Many types of input devices are presently available for performing operations in a computing system, such as buttons or keys, mice, trackballs, touch sensor panels, joysticks, touch screens and the like. Touch screens, in particular, are becoming increasingly popular because of their ease and versatility of operation as well as their declining price. Touch screens can include a touch sensor panel, which can be a clear panel with a touch-sensitive surface, and a display device that can be positioned behind the panel so that the touch-sensitive surface can substantially cover the viewable area of the display device. Touch screens can allow a user to perform various functions by touching the touch sensor panel using a finger, stylus or other object at a location dictated by a user interface (UI) being displayed by the display device. In general, touch screens can recognize a touch event and the position of the touch event on the touch sensor panel, and the computing system can then interpret the touch event in accordance with the display appearing at the time of the touch event, and thereafter can perform one or more actions based on the touch event.
Touch sensor panels can be formed from a matrix of row and column traces, with sensors or pixels present where the rows and columns cross over each other while being separated by a dielectric material. Touch sensors can also be arranged in any number of dimensions and orientations, including diagonal, concentric circle, and three-dimensional and random orientations. In order to scan a touch sensor panel driven by multiple stimulation frequencies and compute an image of touch, various phases of selected low noise frequencies can be used to simultaneously stimulate the rows of the touch sensor panel, and multiple mixers can be configured to demodulate the signals received from the columns using the selected low noise frequencies. The demodulated signals from the multiple mixers, representing touch output values, can be used in calculations to determine an image of touch for the touch sensor panel at each frequency.

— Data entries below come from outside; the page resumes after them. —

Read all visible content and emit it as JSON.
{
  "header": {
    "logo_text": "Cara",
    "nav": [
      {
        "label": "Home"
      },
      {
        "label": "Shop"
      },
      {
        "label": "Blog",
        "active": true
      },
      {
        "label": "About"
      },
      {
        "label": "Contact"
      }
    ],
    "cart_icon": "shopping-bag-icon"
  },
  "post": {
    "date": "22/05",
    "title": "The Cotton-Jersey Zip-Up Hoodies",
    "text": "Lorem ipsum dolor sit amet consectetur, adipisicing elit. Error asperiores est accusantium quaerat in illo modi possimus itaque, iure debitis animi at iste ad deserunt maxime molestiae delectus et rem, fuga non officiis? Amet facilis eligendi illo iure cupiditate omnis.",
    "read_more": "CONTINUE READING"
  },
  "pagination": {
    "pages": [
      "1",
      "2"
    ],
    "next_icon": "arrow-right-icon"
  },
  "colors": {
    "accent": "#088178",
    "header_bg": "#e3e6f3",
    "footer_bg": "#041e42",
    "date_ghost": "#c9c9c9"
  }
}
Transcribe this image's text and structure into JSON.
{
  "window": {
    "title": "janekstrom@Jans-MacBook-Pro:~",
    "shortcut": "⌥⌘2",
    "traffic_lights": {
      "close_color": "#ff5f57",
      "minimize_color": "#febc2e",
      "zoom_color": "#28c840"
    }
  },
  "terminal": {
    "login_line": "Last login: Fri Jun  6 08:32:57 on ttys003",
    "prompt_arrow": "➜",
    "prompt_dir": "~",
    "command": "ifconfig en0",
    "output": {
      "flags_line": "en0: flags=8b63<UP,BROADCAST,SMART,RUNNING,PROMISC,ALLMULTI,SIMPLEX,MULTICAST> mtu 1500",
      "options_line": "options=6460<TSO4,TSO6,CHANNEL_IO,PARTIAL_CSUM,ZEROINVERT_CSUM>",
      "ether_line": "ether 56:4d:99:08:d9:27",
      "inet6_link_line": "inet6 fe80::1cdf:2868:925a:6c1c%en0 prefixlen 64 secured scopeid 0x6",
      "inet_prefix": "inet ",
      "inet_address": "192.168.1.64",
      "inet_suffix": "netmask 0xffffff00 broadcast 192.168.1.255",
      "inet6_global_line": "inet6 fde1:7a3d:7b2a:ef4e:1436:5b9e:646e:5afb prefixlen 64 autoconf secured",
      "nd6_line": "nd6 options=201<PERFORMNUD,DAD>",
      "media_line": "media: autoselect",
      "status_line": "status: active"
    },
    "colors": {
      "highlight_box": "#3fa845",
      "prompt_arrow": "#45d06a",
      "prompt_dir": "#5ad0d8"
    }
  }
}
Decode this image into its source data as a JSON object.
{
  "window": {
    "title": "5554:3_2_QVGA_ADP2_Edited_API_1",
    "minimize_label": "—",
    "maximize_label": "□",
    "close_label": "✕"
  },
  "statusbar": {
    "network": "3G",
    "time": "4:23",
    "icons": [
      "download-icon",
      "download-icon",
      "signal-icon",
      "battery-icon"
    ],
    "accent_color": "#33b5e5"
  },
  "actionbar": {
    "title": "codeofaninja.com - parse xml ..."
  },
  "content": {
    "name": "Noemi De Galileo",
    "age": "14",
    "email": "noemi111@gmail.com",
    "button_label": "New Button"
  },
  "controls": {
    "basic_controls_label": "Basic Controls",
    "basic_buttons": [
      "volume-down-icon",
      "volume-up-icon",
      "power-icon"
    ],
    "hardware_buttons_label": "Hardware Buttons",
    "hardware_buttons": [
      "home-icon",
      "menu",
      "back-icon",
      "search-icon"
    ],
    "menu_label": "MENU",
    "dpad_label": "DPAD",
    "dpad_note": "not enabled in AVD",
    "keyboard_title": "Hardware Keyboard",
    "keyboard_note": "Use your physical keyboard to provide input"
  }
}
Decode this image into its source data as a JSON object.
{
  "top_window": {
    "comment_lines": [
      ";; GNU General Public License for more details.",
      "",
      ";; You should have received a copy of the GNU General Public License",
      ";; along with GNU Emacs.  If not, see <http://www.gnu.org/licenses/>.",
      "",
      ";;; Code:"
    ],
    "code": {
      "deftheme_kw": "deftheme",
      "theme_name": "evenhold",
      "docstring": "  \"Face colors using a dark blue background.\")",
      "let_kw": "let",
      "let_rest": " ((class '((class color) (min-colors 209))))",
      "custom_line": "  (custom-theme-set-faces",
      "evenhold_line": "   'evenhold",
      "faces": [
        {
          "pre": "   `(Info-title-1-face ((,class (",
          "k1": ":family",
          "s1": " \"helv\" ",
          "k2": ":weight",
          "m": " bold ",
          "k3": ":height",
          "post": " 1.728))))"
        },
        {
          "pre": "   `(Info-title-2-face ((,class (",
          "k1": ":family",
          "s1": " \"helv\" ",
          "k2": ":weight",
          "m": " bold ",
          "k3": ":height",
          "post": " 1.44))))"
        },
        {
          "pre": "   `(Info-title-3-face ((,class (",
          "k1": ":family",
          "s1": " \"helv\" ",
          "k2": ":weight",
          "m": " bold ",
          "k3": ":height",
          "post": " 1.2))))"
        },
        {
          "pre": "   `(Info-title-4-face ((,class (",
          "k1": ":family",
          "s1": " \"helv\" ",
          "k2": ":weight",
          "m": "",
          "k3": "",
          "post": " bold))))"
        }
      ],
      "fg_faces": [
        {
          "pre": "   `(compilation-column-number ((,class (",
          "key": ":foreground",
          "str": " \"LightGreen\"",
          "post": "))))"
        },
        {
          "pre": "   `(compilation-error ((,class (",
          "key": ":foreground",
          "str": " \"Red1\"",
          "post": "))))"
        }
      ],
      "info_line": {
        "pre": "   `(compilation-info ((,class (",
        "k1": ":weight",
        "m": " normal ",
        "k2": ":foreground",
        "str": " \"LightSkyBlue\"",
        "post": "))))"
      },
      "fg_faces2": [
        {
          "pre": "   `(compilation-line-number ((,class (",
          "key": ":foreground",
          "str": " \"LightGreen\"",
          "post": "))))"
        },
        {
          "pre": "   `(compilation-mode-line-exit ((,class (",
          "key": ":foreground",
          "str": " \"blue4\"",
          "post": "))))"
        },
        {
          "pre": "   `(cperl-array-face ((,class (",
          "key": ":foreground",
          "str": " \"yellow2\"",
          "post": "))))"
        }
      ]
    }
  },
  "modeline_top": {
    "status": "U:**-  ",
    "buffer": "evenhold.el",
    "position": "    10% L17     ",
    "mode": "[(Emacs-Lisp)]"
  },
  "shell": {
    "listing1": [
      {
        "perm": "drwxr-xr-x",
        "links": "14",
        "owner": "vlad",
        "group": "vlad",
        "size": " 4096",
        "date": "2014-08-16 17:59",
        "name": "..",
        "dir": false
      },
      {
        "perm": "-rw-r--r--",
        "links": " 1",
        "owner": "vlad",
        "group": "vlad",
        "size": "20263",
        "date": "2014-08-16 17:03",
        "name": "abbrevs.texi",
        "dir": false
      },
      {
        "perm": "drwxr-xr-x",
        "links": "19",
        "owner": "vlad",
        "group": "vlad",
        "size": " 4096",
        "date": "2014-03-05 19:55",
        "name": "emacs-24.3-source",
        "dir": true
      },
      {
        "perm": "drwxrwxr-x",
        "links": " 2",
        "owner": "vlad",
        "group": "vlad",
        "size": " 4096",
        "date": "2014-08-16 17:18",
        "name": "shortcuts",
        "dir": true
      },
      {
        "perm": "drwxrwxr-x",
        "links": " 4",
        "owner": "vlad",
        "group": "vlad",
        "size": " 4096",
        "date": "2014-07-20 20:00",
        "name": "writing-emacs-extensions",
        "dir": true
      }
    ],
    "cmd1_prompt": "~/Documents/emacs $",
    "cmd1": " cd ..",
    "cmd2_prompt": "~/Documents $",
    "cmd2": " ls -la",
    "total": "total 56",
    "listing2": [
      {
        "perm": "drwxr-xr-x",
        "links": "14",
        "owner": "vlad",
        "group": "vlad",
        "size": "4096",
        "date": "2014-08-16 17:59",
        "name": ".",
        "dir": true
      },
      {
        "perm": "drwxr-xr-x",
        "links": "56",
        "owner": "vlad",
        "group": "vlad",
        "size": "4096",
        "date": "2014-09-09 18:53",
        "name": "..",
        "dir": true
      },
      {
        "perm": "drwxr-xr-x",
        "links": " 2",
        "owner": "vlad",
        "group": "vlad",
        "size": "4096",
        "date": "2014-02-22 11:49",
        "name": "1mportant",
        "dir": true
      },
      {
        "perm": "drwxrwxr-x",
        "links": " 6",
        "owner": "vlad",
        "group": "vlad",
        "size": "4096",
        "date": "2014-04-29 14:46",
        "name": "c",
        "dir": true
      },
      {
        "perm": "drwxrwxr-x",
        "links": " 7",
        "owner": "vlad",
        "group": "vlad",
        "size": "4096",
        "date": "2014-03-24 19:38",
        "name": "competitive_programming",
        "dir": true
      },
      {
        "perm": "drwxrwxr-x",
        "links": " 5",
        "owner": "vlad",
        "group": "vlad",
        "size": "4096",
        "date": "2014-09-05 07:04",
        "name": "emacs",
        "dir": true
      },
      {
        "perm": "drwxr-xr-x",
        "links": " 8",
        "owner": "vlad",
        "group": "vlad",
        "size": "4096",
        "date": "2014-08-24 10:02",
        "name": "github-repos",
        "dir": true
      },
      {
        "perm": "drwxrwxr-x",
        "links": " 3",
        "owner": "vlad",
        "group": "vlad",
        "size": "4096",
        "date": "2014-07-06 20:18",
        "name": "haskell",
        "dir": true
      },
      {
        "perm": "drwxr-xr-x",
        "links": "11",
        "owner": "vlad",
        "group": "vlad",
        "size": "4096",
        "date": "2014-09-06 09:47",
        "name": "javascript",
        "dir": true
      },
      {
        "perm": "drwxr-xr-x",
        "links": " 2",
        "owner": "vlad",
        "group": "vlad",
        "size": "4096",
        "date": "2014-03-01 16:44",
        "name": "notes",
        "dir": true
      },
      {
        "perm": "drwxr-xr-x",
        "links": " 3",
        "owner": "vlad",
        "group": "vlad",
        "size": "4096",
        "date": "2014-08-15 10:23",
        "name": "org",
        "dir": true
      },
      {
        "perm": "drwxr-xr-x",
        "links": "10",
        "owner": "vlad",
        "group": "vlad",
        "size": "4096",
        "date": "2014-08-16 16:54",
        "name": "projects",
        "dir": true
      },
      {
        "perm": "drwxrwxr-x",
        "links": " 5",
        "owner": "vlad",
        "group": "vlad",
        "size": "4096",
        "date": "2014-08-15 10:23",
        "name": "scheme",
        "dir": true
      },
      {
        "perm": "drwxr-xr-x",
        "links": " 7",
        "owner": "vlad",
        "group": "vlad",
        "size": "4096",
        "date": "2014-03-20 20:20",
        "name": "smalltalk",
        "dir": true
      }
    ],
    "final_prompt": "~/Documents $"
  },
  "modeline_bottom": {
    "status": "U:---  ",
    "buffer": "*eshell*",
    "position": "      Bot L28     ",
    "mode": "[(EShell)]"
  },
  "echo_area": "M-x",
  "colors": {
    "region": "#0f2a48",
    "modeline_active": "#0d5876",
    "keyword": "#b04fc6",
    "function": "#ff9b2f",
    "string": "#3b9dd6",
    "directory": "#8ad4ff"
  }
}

Touch sensor panels can be capable of detecting either single-touch events or multiple touch events, which are described in Applicant's co-pending U.S. application Ser. No. 11/649,998 entitled “Proximity and Multi-Touch Sensor Detection and Demodulation,” filed on Jan. 3, 2007, the contents of which are incorporated by reference herein.
RFID technology is becoming more and more prevalent in today's society. The technology can be advantageous because small, minimally invasive, unpowered remote units such as “RFID tags” can be unobtrusively placed in many items to identify them and provide information. Because these REID tags operate without batteries or physical connections to other circuits, little or no maintenance is necessary. However, the base stations (BSs) or “RFID readers” needed to communicate with the RFID tags do require power and a larger “footprint,” and are thus more difficult to integrate into various items.